Awards and Recognitions
- She is the recipient of the Roy H. Cullen Quality of Life Award (Houston Area Parkinson Society)
- Rising Star Clinician Award (BCM)
- Fulbright & Jaworski L.L.P. Faculty Excellence Award in Teaching and Evaluation (BCM)
- Healthcare Heroes Award for Outstanding Health Care Practitioner (Houston Business Journal).
- Recognized as a Woman of Excellence at BCM
- 2018 graduate of the inaugural Women Leading in Neurology program of the American Academy of Neurology.
Clinical Leadership
- Chair of the Functional Neurosurgical Working Group of the Parkinson Study Group.
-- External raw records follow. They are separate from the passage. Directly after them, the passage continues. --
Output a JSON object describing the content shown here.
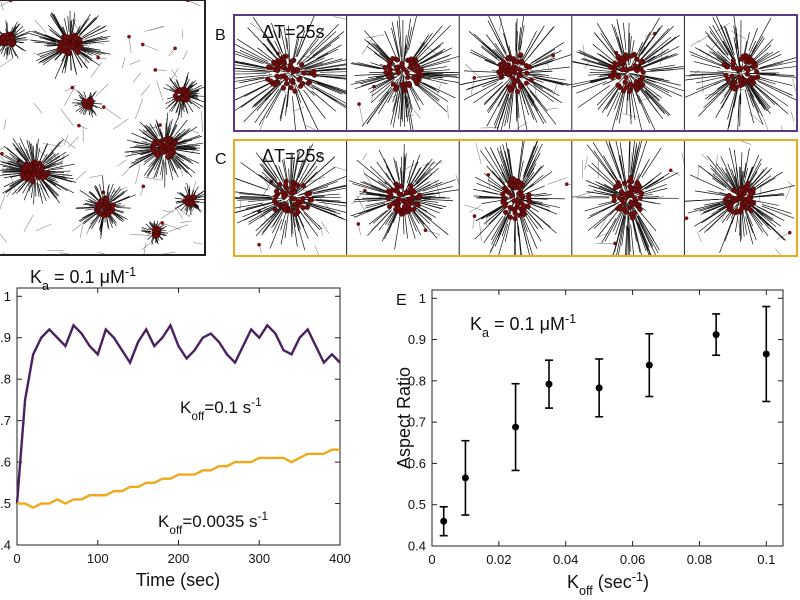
{
  "panels": {
    "b": {
      "label": "B",
      "annotation": "ΔT=25s"
    },
    "c": {
      "label": "C",
      "annotation": "ΔT=25s"
    }
  },
  "chart_data": [
    {
      "type": "line",
      "annotation": {
        "text": "K",
        "sub": "a",
        "text2": " = 0.1 μM",
        "sup": "-1"
      },
      "xlabel": "Time (sec)",
      "x": [
        0,
        10,
        20,
        30,
        40,
        50,
        60,
        70,
        80,
        90,
        100,
        110,
        120,
        130,
        140,
        150,
        160,
        170,
        180,
        190,
        200,
        210,
        220,
        230,
        240,
        250,
        260,
        270,
        280,
        290,
        300,
        310,
        320,
        330,
        340,
        350,
        360,
        370,
        380,
        390,
        400
      ],
      "series": [
        {
          "name": {
            "text": "K",
            "sub": "off",
            "text2": "=0.1 s",
            "sup": "-1"
          },
          "color": "#4a2060",
          "values": [
            0.5,
            0.75,
            0.86,
            0.9,
            0.92,
            0.9,
            0.88,
            0.93,
            0.91,
            0.88,
            0.86,
            0.92,
            0.9,
            0.87,
            0.84,
            0.89,
            0.92,
            0.88,
            0.9,
            0.93,
            0.88,
            0.85,
            0.87,
            0.9,
            0.91,
            0.89,
            0.86,
            0.84,
            0.88,
            0.92,
            0.9,
            0.93,
            0.91,
            0.87,
            0.86,
            0.9,
            0.92,
            0.88,
            0.84,
            0.86,
            0.84
          ]
        },
        {
          "name": {
            "text": "K",
            "sub": "off",
            "text2": "=0.0035 s",
            "sup": "-1"
          },
          "color": "#f0a81c",
          "values": [
            0.5,
            0.5,
            0.49,
            0.5,
            0.5,
            0.51,
            0.5,
            0.51,
            0.51,
            0.52,
            0.52,
            0.52,
            0.53,
            0.53,
            0.54,
            0.54,
            0.55,
            0.55,
            0.56,
            0.56,
            0.57,
            0.57,
            0.57,
            0.58,
            0.58,
            0.59,
            0.59,
            0.6,
            0.6,
            0.6,
            0.61,
            0.61,
            0.61,
            0.61,
            0.6,
            0.61,
            0.62,
            0.62,
            0.62,
            0.63,
            0.63
          ]
        }
      ],
      "xlim": [
        0,
        400
      ],
      "xticks": [
        0,
        100,
        200,
        300,
        400
      ],
      "ylim": [
        0.4,
        1.02
      ],
      "yticks": [
        0.4,
        0.5,
        0.6,
        0.7,
        0.8,
        0.9,
        1
      ]
    },
    {
      "type": "errorbar",
      "panel_label": "E",
      "annotation": {
        "text": "K",
        "sub": "a",
        "text2": " = 0.1 μM",
        "sup": "-1"
      },
      "xlabel": {
        "text": "K",
        "sub": "off",
        "text2": " (sec",
        "sup": "-1",
        "text3": ")"
      },
      "ylabel": "Aspect Ratio",
      "x": [
        0.0035,
        0.01,
        0.025,
        0.035,
        0.05,
        0.065,
        0.085,
        0.1
      ],
      "values": [
        0.46,
        0.565,
        0.688,
        0.792,
        0.783,
        0.838,
        0.912,
        0.865
      ],
      "errors": [
        0.035,
        0.09,
        0.105,
        0.058,
        0.07,
        0.076,
        0.05,
        0.115
      ],
      "color": "#000000",
      "xlim": [
        0,
        0.105
      ],
      "xticks": [
        0,
        0.02,
        0.04,
        0.06,
        0.08,
        0.1
      ],
      "ylim": [
        0.4,
        1.02
      ],
      "yticks": [
        0.4,
        0.5,
        0.6,
        0.7,
        0.8,
        0.9,
        1
      ]
    }
  ]
}
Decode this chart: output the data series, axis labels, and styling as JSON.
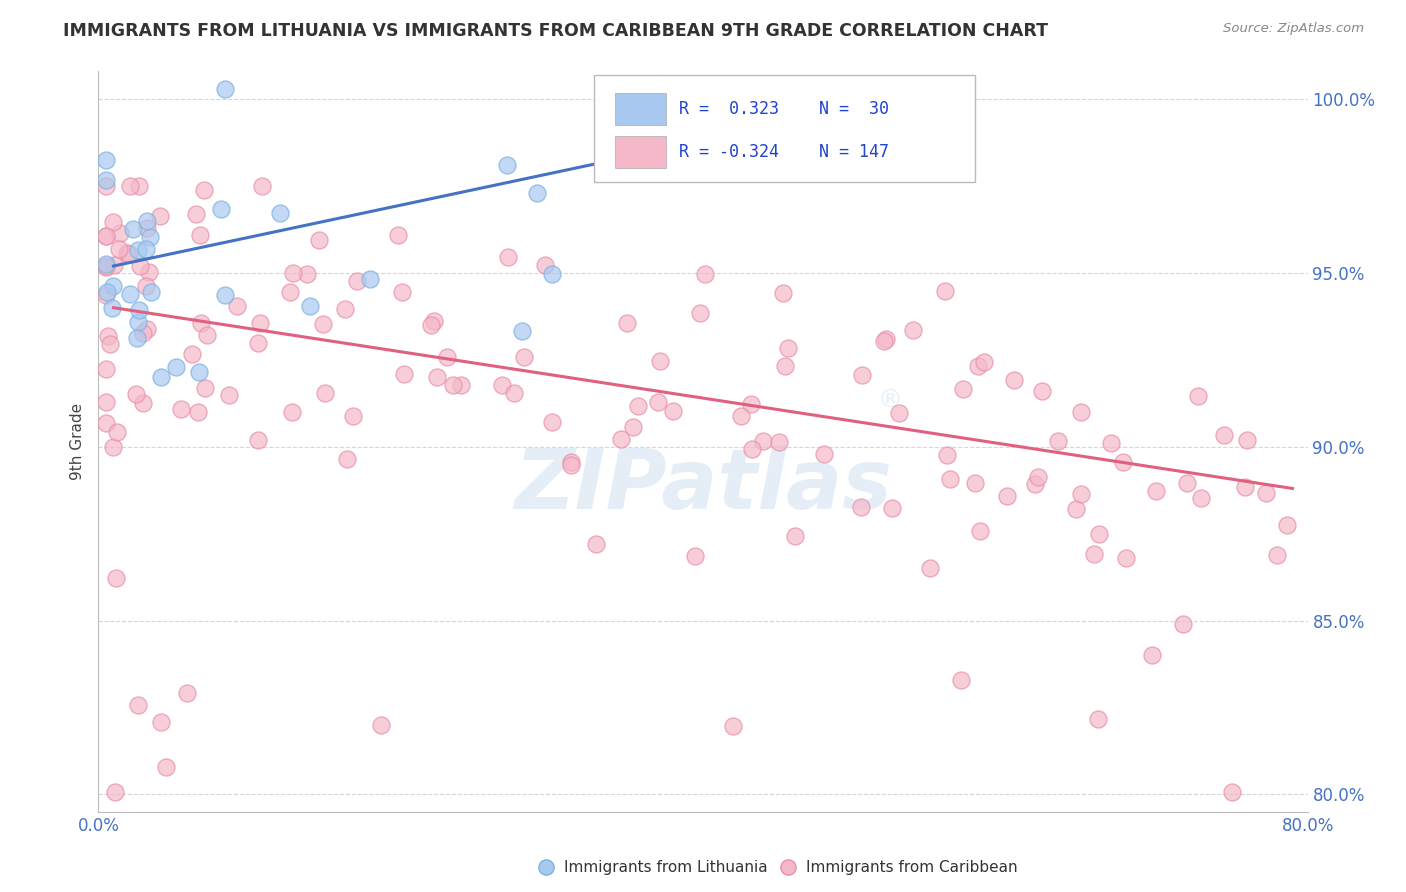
{
  "title": "IMMIGRANTS FROM LITHUANIA VS IMMIGRANTS FROM CARIBBEAN 9TH GRADE CORRELATION CHART",
  "source_text": "Source: ZipAtlas.com",
  "ylabel": "9th Grade",
  "x_min": 0.0,
  "x_max": 0.8,
  "y_min": 0.795,
  "y_max": 1.008,
  "y_ticks": [
    0.8,
    0.85,
    0.9,
    0.95,
    1.0
  ],
  "y_tick_labels": [
    "80.0%",
    "85.0%",
    "90.0%",
    "95.0%",
    "100.0%"
  ],
  "x_ticks": [
    0.0,
    0.2,
    0.4,
    0.6,
    0.8
  ],
  "x_tick_labels": [
    "0.0%",
    "",
    "",
    "",
    "80.0%"
  ],
  "watermark": "ZIPatlas®",
  "blue_line_x": [
    0.01,
    0.52
  ],
  "blue_line_y": [
    0.952,
    0.999
  ],
  "pink_line_x": [
    0.01,
    0.79
  ],
  "pink_line_y": [
    0.94,
    0.888
  ],
  "blue_color": "#a8c8f0",
  "blue_edge_color": "#7ab3e0",
  "blue_line_color": "#4472c4",
  "pink_color": "#f4b8c8",
  "pink_edge_color": "#e890a8",
  "pink_line_color": "#e06080",
  "title_color": "#333333",
  "source_color": "#888888",
  "tick_color": "#4472c4",
  "grid_color": "#cccccc",
  "background_color": "#ffffff",
  "legend_R_blue": "R =  0.323",
  "legend_N_blue": "N=  30",
  "legend_R_pink": "R = -0.324",
  "legend_N_pink": "N= 147"
}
- Lead investigator for RAD-PD: a national quality improvement registry for patients undergoing DBS surgery for Parkinson’s disease.
- Investigator with the Huntington Study Group, Dystonia Coalition and TSA International Database of DBS Studies in Tourette syndrome.
- Member of the Science Advisory Board of the Davis Phinney Foundation and the Medical Advisory Board of the Tourette Association of America.
In addition, Dr. Jimenez-Shahed has chaired the Medical Advisory Board for the Houston Area Parkinson Society. She has served as Principal Investigator for industry-sponsored and investigator-initiated clinical trials and has authored several papers and book chapters.